Indian mining giant Adani Group's 16.5 billion dollar controversy-hit coal mine project in Australia has cleared another hurdle with Brisbane Supreme Court dismissing an appeal filed by indigenous group against the project.
Indian mining giant Adani Group’s 16.5 billion dollar controversy-hit coal mine project in Australia has cleared another hurdle with Brisbane Supreme Court dismissing an appeal filed by indigenous group against the project. Carmichael coal mine project, one of the world’s largest, will start construction this year after being given the green light by the federal and Queensland state governments. The project involves dredging 1.1 million cubic metres of spoil near the iconic Great Barrier Reef Marine Park, which will then be disposed off on land. Despite being targeted by several political and environmental groups from time to time, the Adani group has reaffirmed its commitment for the project and promised to create economic prosperity, including creating thousands of jobs for the people in Queensland. In May this year, the lawyers of Wangan and Jagalingou group, who have a native title claim over the proposed site of the mine in the Galilee basin, argued in the court that the issuing of the mining leases to Adani were unlawful as they had not been given adequate opportunity to address the state government on native title issues relating to the proposed Carmichael site.

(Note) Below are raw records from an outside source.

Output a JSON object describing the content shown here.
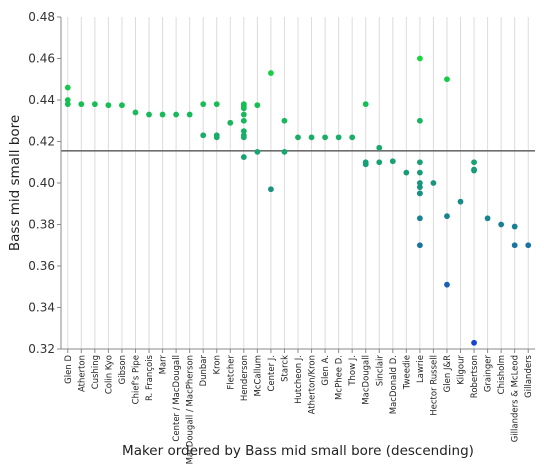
{
  "chart_data": {
    "type": "scatter",
    "xlabel": "Maker ordered by Bass mid small bore (descending)",
    "ylabel": "Bass mid small bore",
    "ylim": [
      0.32,
      0.48
    ],
    "yticks": [
      "0.32",
      "0.34",
      "0.36",
      "0.38",
      "0.40",
      "0.42",
      "0.44",
      "0.46",
      "0.48"
    ],
    "reference_line": 0.4155,
    "grid": "vertical",
    "color_scale": [
      "#1a3fd6",
      "#18d63c"
    ],
    "categories": [
      "Glen D",
      "Atherton",
      "Cushing",
      "Colin Kyo",
      "Gibson",
      "Chief's Pipe",
      "R. François",
      "Marr",
      "Center / MacDougall",
      "MacDougall / MacPherson",
      "Dunbar",
      "Kron",
      "Fletcher",
      "Henderson",
      "McCallum",
      "Center J.",
      "Starck",
      "Hutcheon J.",
      "Atherton/Kron",
      "Glen A.",
      "McPhee D.",
      "Thow J.",
      "MacDougall",
      "Sinclair",
      "MacDonald D.",
      "Tweedie",
      "Lawrie",
      "Hector Russell",
      "Glen J&R",
      "Kilgour",
      "Robertson",
      "Grainger",
      "Chisholm",
      "Gillanders & McLeod",
      "Gillanders"
    ],
    "points": [
      {
        "maker": "Glen D",
        "values": [
          0.446,
          0.44,
          0.438
        ]
      },
      {
        "maker": "Atherton",
        "values": [
          0.438
        ]
      },
      {
        "maker": "Cushing",
        "values": [
          0.438
        ]
      },
      {
        "maker": "Colin Kyo",
        "values": [
          0.4375
        ]
      },
      {
        "maker": "Gibson",
        "values": [
          0.4375
        ]
      },
      {
        "maker": "Chief's Pipe",
        "values": [
          0.434
        ]
      },
      {
        "maker": "R. François",
        "values": [
          0.433
        ]
      },
      {
        "maker": "Marr",
        "values": [
          0.433
        ]
      },
      {
        "maker": "Center / MacDougall",
        "values": [
          0.433
        ]
      },
      {
        "maker": "MacDougall / MacPherson",
        "values": [
          0.433
        ]
      },
      {
        "maker": "Dunbar",
        "values": [
          0.438,
          0.423
        ]
      },
      {
        "maker": "Kron",
        "values": [
          0.438,
          0.423,
          0.422
        ]
      },
      {
        "maker": "Fletcher",
        "values": [
          0.429
        ]
      },
      {
        "maker": "Henderson",
        "values": [
          0.438,
          0.437,
          0.436,
          0.433,
          0.43,
          0.425,
          0.423,
          0.422,
          0.4125
        ]
      },
      {
        "maker": "McCallum",
        "values": [
          0.4375,
          0.415
        ]
      },
      {
        "maker": "Center J.",
        "values": [
          0.453,
          0.397
        ]
      },
      {
        "maker": "Starck",
        "values": [
          0.43,
          0.415
        ]
      },
      {
        "maker": "Hutcheon J.",
        "values": [
          0.422
        ]
      },
      {
        "maker": "Atherton/Kron",
        "values": [
          0.422
        ]
      },
      {
        "maker": "Glen A.",
        "values": [
          0.422
        ]
      },
      {
        "maker": "McPhee D.",
        "values": [
          0.422
        ]
      },
      {
        "maker": "Thow J.",
        "values": [
          0.422
        ]
      },
      {
        "maker": "MacDougall",
        "values": [
          0.438,
          0.41,
          0.409
        ]
      },
      {
        "maker": "Sinclair",
        "values": [
          0.417,
          0.41
        ]
      },
      {
        "maker": "MacDonald D.",
        "values": [
          0.4105
        ]
      },
      {
        "maker": "Tweedie",
        "values": [
          0.405
        ]
      },
      {
        "maker": "Lawrie",
        "values": [
          0.46,
          0.43,
          0.41,
          0.405,
          0.4,
          0.398,
          0.395,
          0.395,
          0.383,
          0.37
        ]
      },
      {
        "maker": "Hector Russell",
        "values": [
          0.4
        ]
      },
      {
        "maker": "Glen J&R",
        "values": [
          0.45,
          0.384,
          0.351
        ]
      },
      {
        "maker": "Kilgour",
        "values": [
          0.391
        ]
      },
      {
        "maker": "Robertson",
        "values": [
          0.41,
          0.4065,
          0.406,
          0.323
        ]
      },
      {
        "maker": "Grainger",
        "values": [
          0.383
        ]
      },
      {
        "maker": "Chisholm",
        "values": [
          0.38
        ]
      },
      {
        "maker": "Gillanders & McLeod",
        "values": [
          0.379,
          0.37
        ]
      },
      {
        "maker": "Gillanders",
        "values": [
          0.37
        ]
      }
    ]
  }
}
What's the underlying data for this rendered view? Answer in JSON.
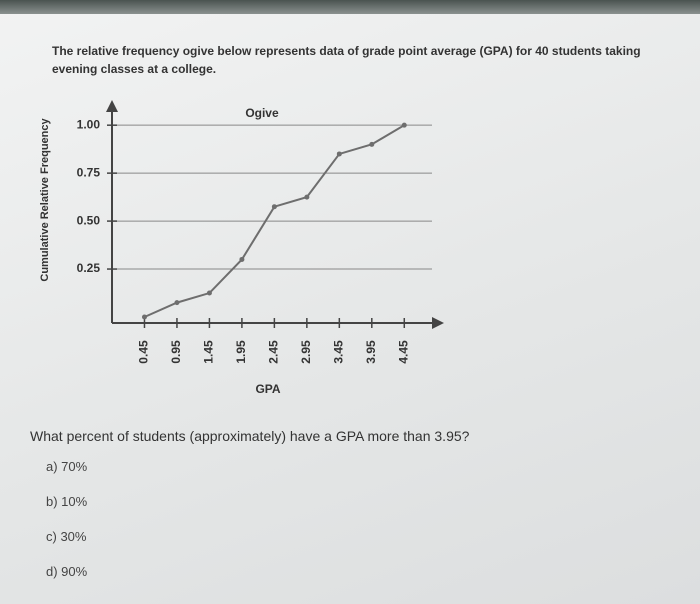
{
  "intro": "The relative frequency ogive below represents data of grade point average (GPA) for 40 students taking evening classes at a college.",
  "chart_data": {
    "type": "line",
    "title": "Ogive",
    "x_label": "GPA",
    "y_label": "Cumulative Relative Frequency",
    "x": [
      0.45,
      0.95,
      1.45,
      1.95,
      2.45,
      2.95,
      3.45,
      3.95,
      4.45
    ],
    "series": [
      {
        "name": "Ogive",
        "color": "#6e6e6e",
        "values": [
          0,
          0.075,
          0.125,
          0.3,
          0.575,
          0.625,
          0.85,
          0.9,
          1.0
        ]
      }
    ],
    "xlim": [
      -0.05,
      5.0
    ],
    "ylim": [
      0,
      1.1
    ],
    "xticks": [
      0.45,
      0.95,
      1.45,
      1.95,
      2.45,
      2.95,
      3.45,
      3.95,
      4.45
    ],
    "yticks": [
      0.25,
      {
        "value": 0.5,
        "label": "0.50"
      },
      0.75,
      {
        "value": 1,
        "label": "1.00"
      }
    ],
    "grid": true
  },
  "question": "What percent of students (approximately) have a GPA more than 3.95?",
  "options": [
    "a) 70%",
    "b) 10%",
    "c) 30%",
    "d) 90%"
  ]
}
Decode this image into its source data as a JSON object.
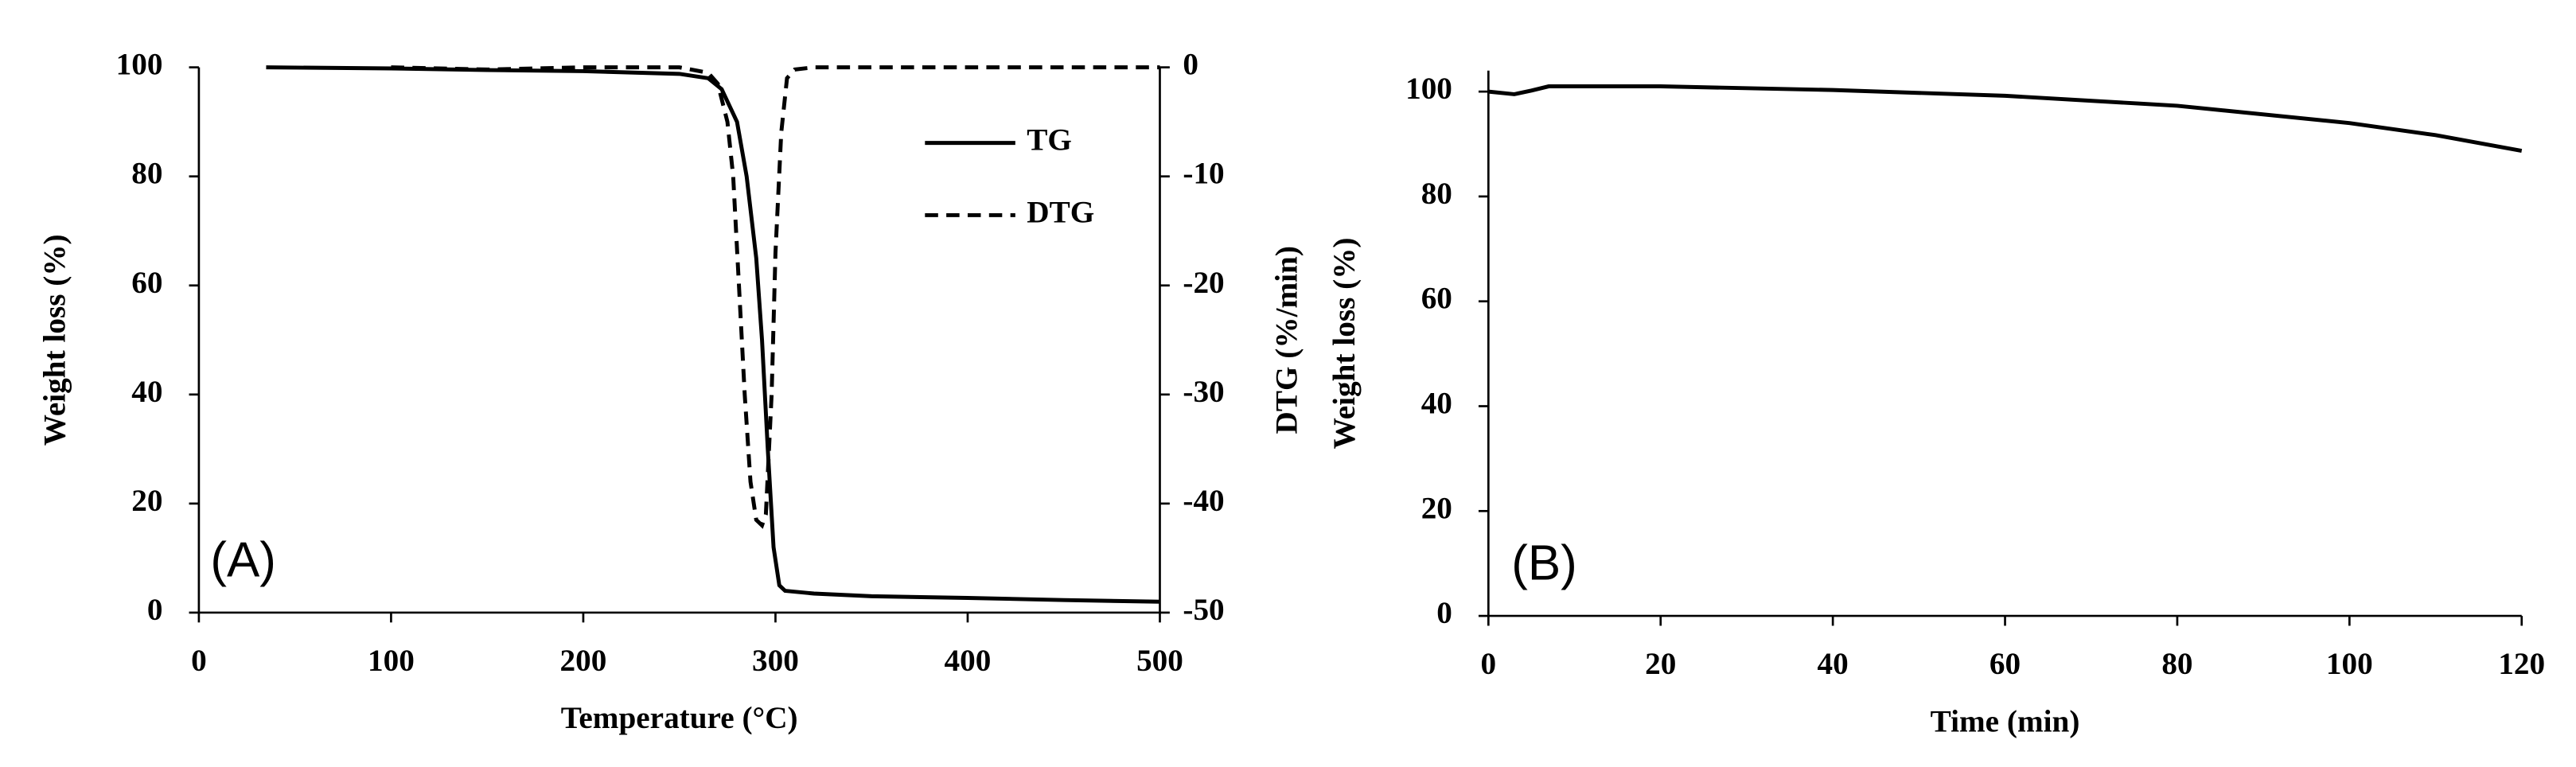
{
  "chart_data": [
    {
      "type": "line",
      "annotation": "(A)",
      "x_label": "Temperature (°C)",
      "y_label": "Weight loss (%)",
      "y2_label": "DTG (%/min)",
      "xlim": [
        0,
        500
      ],
      "xticks": [
        0,
        100,
        200,
        300,
        400,
        500
      ],
      "ylim": [
        0,
        100
      ],
      "yticks": [
        0,
        20,
        40,
        60,
        80,
        100
      ],
      "y2lim": [
        -50,
        0
      ],
      "y2ticks": [
        -50,
        -40,
        -30,
        -20,
        -10,
        0
      ],
      "grid": false,
      "legend": "upper right",
      "series": [
        {
          "name": "TG",
          "color": "#000000",
          "line_style": "solid",
          "x": [
            35,
            100,
            150,
            200,
            250,
            265,
            272,
            280,
            285,
            290,
            293,
            296,
            299,
            302,
            305,
            320,
            350,
            400,
            450,
            500
          ],
          "values": [
            100,
            99.8,
            99.5,
            99.3,
            98.8,
            98,
            96,
            90,
            80,
            65,
            50,
            30,
            12,
            5,
            4,
            3.5,
            3,
            2.7,
            2.3,
            2
          ]
        },
        {
          "name": "DTG",
          "color": "#000000",
          "line_style": "dashed",
          "axis": "y2",
          "x": [
            100,
            150,
            200,
            250,
            265,
            270,
            275,
            278,
            281,
            284,
            287,
            290,
            293,
            295,
            298,
            300,
            303,
            306,
            310,
            320,
            400,
            500
          ],
          "values": [
            0,
            -0.2,
            0,
            0,
            -0.5,
            -1.5,
            -5,
            -10,
            -20,
            -30,
            -38,
            -41.5,
            -42,
            -41,
            -30,
            -17,
            -6,
            -1,
            -0.2,
            0,
            0,
            0
          ]
        }
      ]
    },
    {
      "type": "line",
      "annotation": "(B)",
      "x_label": "Time (min)",
      "y_label": "Weight loss (%)",
      "xlim": [
        0,
        120
      ],
      "xticks": [
        0,
        20,
        40,
        60,
        80,
        100,
        120
      ],
      "ylim": [
        0,
        104
      ],
      "yticks": [
        0,
        20,
        40,
        60,
        80,
        100
      ],
      "grid": false,
      "series": [
        {
          "color": "#000000",
          "line_style": "solid",
          "x": [
            0,
            3,
            5,
            7,
            20,
            40,
            60,
            80,
            100,
            110,
            120
          ],
          "values": [
            100,
            99.5,
            100.2,
            101,
            101,
            100.3,
            99.2,
            97.3,
            94,
            91.7,
            88.7
          ]
        }
      ]
    }
  ]
}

However, Adani and the state government argued that the traditional owners had never made a proper objection to the mine under the terms set out by the Mineral Resources Act 1989. Responding to today’s decision, senior spokesperson for the W&J Traditional Owners Council, Adrian Burragubba, said “where there is mining there is no justice for Traditional Owners. We are not done yet. We will exhaust all legal avenues in our fight to for our rights and to protect our country”. “Adani cannot move on the critical infrastructure for the mine until they can get us out of the way,” he said. Meanwhile, the Adani group welcomed the court’s decision and said, “it represents yet another independent judicial decision upholding nearly eight years of development planning and rigorous approvals, and dismisses activist claims to the contrary”. It is also another legal rebuff to activists’ use of the courts to seek to delay a project, the company said claiming that the project will inject 22 billion dollars in royalties and charges into the State coffers to be reinvested back into the community. The company is expected to kick off the pre-construction work in September quarter of this year following Adani chairman Gautam Adani announcing the signing off on the project.